From October 2, 1994, through January 28, 1995, a total of 686 influenza virus isolates were reported in the United States by the World Health Organization collaborating laboratories. Of these, 487 (71%) were type A, and 199 (29%) were type B. Of the 216 influenza A isolates that were subtyped, all have been type A(H3N2). Laboratory-diagnosed influenza has been reported from all regions; however, 84% of all isolates have been reported from the Mid-Atlantic and South Atlantic regions. In the Mid-Atlantic region, influenza type A accounted for 94% (259 of 276) of all isolates; in the South Atlantic region, influenza type B accounted for 59% (176 of 297) of isolates. As of January 27, influenza isolates were reported from 41 states; type A had been identified in 39 states and the District of Columbia, and influenza type B had been identified in 22 states and the District of Columbia Figure_1.

During the 17 weeks from October 2, 1994, through January 28, the proportion of pneumonia and influenza deaths among total deaths reported from 121 U.S. cities slightly exceeded the epidemic threshold ** during 5 weeks but has not exceeded the threshold for any 2 consecutive weeks.
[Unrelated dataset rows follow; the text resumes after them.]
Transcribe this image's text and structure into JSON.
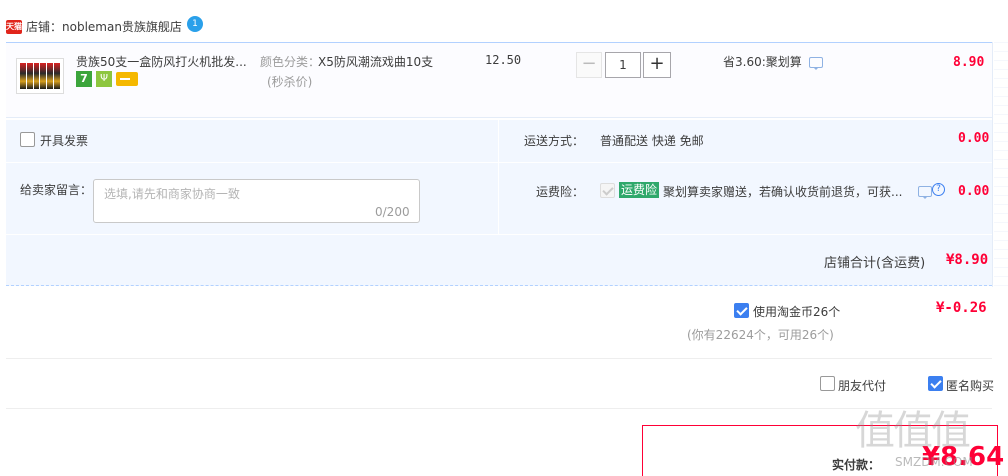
{
  "store": {
    "badge": "天猫",
    "name": "店铺：nobleman贵族旗舰店",
    "ww_badge": "1"
  },
  "item": {
    "title": "贵族50支一盒防风打火机批发...",
    "tags": {
      "seven_day": "7",
      "shield": "Ψ"
    },
    "sku_label": "颜色分类：",
    "sku_value": "X5防风潮流戏曲10支",
    "sku_note": "(秒杀价)",
    "unit_price": "12.50",
    "quantity": "1",
    "minus": "−",
    "plus": "+",
    "saving": "省3.60:聚划算",
    "total": "8.90"
  },
  "options": {
    "invoice_label": "开具发票",
    "shipping_label": "运送方式：",
    "shipping_value": "普通配送 快递 免邮",
    "shipping_price": "0.00",
    "message_label": "给卖家留言：",
    "message_placeholder": "选填,请先和商家协商一致",
    "message_count": "0/200",
    "insurance_label": "运费险：",
    "insurance_badge": "运费险",
    "insurance_text": "聚划算卖家赠送，若确认收货前退货，可获...",
    "insurance_help": "?",
    "insurance_price": "0.00",
    "store_total_label": "店铺合计(含运费)",
    "store_total_value": "¥8.90"
  },
  "coins": {
    "label": "使用淘金币26个",
    "value": "¥-0.26",
    "note": "(你有22624个，可用26个)"
  },
  "extras": {
    "friend_pay": "朋友代付",
    "anonymous": "匿名购买"
  },
  "payment": {
    "label": "实付款：",
    "value": "¥8.64"
  },
  "watermark": {
    "main": "值值值",
    "sub": "SMZDM.COM"
  },
  "colors": {
    "accent_red": "#ff0036",
    "checkbox_blue": "#3b7ff0",
    "panel_blue": "#f2f7ff",
    "insurance_green": "#2fa86b"
  }
}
Reported by: Participating state and territorial epidemiologists and state public health laboratory directors. World Health Organization collaborating laboratories. Sentinel Physicians Influenza Surveillance System of the American Academy of Family Physicians. WHO Collaborating Center for Surveillance, Epidemiology, and Control of Influenza, Div of Viral and Rickettsial Diseases, National Center for Infectious Diseases, CDC.

Editorial Note

Editorial Note: The increase in influenza activity in regions of the United States during December and January suggests the potential for increased activity in other regions during this influenza season. The timing of influenza activity can vary widely from one season to another; in some previous seasons, substantial influenza activity has occurred during April and May.

Influenza vaccine can be administered after influenza activity has begun in a community; however, in these circumstances, short-term antiviral prophylaxis may be indicated because antibody may not develop until up to 2 weeks after vaccination (1). Health-care providers should be informed about findings of influenza surveillance, particularly when influenza types A and B are cocirculating, because of the availability of antiviral agents to treat and prevent influenza type A (1).

Reference

  1. ACIP. Prevention and control of influenza: part II, antiviral agents -- recommendations of the Advisory Committee on Immunization Practices (ACIP). MMWR 1994;43(no. RR-15).

* Levels of activity are 1) sporadic -- sporadically occurring influenza-like illness (ILI) or culture-confirmed influenza, with no outbreaks detected; 2) regional -- outbreaks of ILI or culture-confirmed influenza in counties having a combined population of less than 50% of the state's total population; and 3) widespread -- outbreaks of ILI or culture-confirmed influenza in counties having a combined population of greater than or equal to 50% of the state's total population. 

** The epidemic threshold is 1.645 standard deviations above the seasonal baseline calculated using a periodic regression model applied to observed percentages since 1983. This baseline was calculated using a robust regression procedure.